In my early days as an analyst, adding regression line equations and R² to my plots in Microsoft Excel was a good way to make an impression on the management. Because maths. In R, it is a little harder to achieve. There are two main ways to achieve it: manually, and using the ggpubr library. In this blog post, I explain how to do it in both ways.
First, let’s get some dummy data from the mtcars data set, load necessary packages and remove scientific notation. Our first plot — without the equation — looks like this.
library(ggplot2)
options(scipen=999) # no scientific notation
data(mtcars)
df <- mtcars
ggplot(df,aes(x = wt, y = hp)) +
geom_point() +
geom_smooth(method = "lm", se=FALSE)
The following solution was proposed ten years ago in a Google Group and simply involved some base functions. I updated the solution a little bit and this is the resulting code. By passing the x and y variable to the eq function, the regression object gets stored in a variable. The coefficients and the R² are concatenated in a long string.
eq <- function(x,y) {
m <- lm(y ~ x)
as.character(
as.expression(
substitute(italic(y) == a + b %.% italic(x)*","~~italic(r)^2~"="~r2,
list(a = format(coef(m)[1], digits = 4),
b = format(coef(m)[2], digits = 4),
r2 = format(summary(m)$r.squared, digits = 3)))
)
)
}
ggplot(df,aes(x = wt, y = hp)) +
geom_point() +
geom_smooth(method = "lm", se=FALSE) +
geom_text(x = 2, y = 300, label = eq(df$wt,df$hp), parse = TRUE)
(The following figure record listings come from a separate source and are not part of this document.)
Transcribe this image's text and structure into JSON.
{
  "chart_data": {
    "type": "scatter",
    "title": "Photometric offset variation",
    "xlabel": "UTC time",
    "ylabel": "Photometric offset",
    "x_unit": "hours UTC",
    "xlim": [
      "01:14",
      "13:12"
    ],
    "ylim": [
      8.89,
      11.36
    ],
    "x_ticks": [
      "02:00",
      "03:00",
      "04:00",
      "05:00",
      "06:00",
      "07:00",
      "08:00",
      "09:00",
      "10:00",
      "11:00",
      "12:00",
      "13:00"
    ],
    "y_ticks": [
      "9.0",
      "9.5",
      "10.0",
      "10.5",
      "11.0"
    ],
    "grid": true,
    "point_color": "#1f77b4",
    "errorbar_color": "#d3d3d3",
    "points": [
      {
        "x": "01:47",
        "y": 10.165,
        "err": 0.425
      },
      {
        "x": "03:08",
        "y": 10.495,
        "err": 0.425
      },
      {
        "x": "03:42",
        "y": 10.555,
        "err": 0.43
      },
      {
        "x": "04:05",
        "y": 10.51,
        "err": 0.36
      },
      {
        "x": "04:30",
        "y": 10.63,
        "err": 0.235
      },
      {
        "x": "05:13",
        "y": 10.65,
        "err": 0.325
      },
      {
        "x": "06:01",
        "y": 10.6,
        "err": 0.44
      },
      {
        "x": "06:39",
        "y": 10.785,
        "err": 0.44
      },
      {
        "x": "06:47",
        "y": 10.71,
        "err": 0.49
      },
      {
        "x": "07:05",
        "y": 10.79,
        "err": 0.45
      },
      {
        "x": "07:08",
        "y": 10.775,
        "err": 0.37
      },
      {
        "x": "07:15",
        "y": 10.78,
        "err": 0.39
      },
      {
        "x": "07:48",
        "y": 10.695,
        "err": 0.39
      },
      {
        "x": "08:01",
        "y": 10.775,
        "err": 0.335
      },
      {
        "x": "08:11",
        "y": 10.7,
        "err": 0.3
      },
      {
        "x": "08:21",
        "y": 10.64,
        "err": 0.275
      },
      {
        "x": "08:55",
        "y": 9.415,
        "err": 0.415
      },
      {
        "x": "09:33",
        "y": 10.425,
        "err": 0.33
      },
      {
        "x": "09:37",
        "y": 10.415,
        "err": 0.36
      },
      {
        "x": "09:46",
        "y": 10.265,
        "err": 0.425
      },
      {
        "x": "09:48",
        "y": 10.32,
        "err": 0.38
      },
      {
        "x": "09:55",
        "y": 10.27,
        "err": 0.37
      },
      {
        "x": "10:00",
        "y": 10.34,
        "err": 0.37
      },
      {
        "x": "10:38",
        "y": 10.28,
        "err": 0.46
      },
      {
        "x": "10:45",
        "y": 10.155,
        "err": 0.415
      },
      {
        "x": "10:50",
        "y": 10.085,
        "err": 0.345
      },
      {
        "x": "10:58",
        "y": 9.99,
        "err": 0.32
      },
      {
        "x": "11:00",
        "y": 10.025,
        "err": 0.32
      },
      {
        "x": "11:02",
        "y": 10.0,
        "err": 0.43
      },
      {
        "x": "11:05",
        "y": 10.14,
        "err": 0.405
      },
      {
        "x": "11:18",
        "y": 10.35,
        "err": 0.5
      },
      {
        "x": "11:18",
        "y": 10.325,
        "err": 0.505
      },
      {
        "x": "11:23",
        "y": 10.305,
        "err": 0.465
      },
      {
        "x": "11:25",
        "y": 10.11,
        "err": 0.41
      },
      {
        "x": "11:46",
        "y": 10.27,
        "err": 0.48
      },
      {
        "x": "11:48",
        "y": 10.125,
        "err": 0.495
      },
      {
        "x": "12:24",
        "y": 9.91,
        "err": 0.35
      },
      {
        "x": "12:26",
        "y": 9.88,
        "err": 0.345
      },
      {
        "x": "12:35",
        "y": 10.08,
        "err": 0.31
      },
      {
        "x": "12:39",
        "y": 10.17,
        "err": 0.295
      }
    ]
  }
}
I haven’t changed the theme one little bit to keep the solution as simple as possible.
True, that’s a lot of code for something that seems obvious for an Excel user. Using the ggpubr package, you can plot the regression and a wide range of measures. The eq.label and the rr.label are use respectively to access the regression line equation and the R².
library(ggpubr)
ggplot(df,aes(x = wt, y = hp)) +
geom_point() +
geom_smooth(method = "lm", se=FALSE) +
stat_regline_equation(label.y = 400, aes(label = ..eq.label..)) +
stat_regline_equation(label.y = 350, aes(label = ..rr.label..))
Here are the other measures you can access:
- ..eq.label..: equation for the fitted polynomial as a character string to be parsed
- ..rr.label..: R2 of the fitted model as a character string to be parsed
- ..adj.rr.label..: Adjusted R2 of the fitted model as a character string to be parsed
- ..AIC.labe..l: AIC for the fitted model.
- ..BIC.label..: BIC for the fitted model.
By the way, you can easily use the measures from ggpubr in facets using facet_wrap() or facet_grid(). For every subset of your data, there is a different regression line equation and accompanying measures.
ggplot(df,aes(x = wt, y = hp)) +
geom_point() +
geom_smooth(method = "lm", se=FALSE) +
stat_regline_equation(label.y = 400, aes(label = ..eq.label..)) +
stat_regline_equation(label.y = 350, aes(label = ..rr.label..)) +
facet_wrap(~vs)
By the way, if you’re having trouble understanding some of the code and concepts, I can highly recommend “An Introduction to Statistical Learning: with Applications in R”, which is the must-have data science bible. If you simply need an introduction into R, and less into the Data Science part, I can absolutely recommend this book by Richard Cotton. Hope it helps!
Congratulations, you can now add the regression line equation and several measures to your ggplot2 visualizations.